Interposed abdominal compression as an adjunct to cardiopulmonary resuscitation.

The addition of IAC to otherwise standard CPR provides for the application of external pressure over the abdomen in counterpoint to the rhythm of chest compression. Interposed abdominal compression is a simple manual technique that can supplement the use of adrenergic drugs to increase both coronary perfusion pressure and total blood flow during CPR. Mechanistically, manual abdominal compressions induce both central aortic and central venous pressure pulses.
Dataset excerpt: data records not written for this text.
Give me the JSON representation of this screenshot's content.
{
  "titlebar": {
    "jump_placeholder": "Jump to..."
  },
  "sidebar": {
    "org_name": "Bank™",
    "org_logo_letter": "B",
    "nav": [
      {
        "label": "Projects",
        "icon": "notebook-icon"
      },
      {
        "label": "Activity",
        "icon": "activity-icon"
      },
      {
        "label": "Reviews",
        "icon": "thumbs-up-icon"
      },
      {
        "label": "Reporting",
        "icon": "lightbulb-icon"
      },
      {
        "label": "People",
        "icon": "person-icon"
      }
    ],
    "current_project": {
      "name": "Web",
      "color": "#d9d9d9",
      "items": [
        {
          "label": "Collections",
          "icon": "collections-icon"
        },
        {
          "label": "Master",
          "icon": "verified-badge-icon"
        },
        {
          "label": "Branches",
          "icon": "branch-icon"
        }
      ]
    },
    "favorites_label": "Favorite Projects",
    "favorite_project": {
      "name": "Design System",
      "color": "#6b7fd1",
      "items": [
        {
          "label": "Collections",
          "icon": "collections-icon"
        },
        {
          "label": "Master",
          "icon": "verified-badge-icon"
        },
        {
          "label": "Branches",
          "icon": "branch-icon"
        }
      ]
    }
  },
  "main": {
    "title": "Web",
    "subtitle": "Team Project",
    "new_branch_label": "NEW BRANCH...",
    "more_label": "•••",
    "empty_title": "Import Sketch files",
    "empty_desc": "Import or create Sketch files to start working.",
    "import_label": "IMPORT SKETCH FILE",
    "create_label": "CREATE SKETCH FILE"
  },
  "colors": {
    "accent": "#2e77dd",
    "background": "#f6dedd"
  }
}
However, owing to differences in venous versus arterial capacitance, the former are usually greater than the latter, so that systemic perfusion pressure is enhanced. Moreover, practical experience and theoretical analysis have suggested subtle refinements in the hand position and technique for abdominal compression that may further improve the ratio of arterial to venous pressure augmentation. Clinical studies confirm that IAC-CPR can improve perfusion pressures and carbon dioxide excretion during CPR in humans. The incidence of abdominal trauma, regurgitation, or other complications is not increased by IAC. Recently, randomized trials have shown that short-term and long-term survival of patients resuscitated in the hospital by IAC-CPR are about twice that of control patients resuscitated by standard CPR. The technique of IAC has thus evolved to become a highly promising adjunct to normal CPR, which is likely to be implemented in an increasing number of clinical protocols in the 1990s.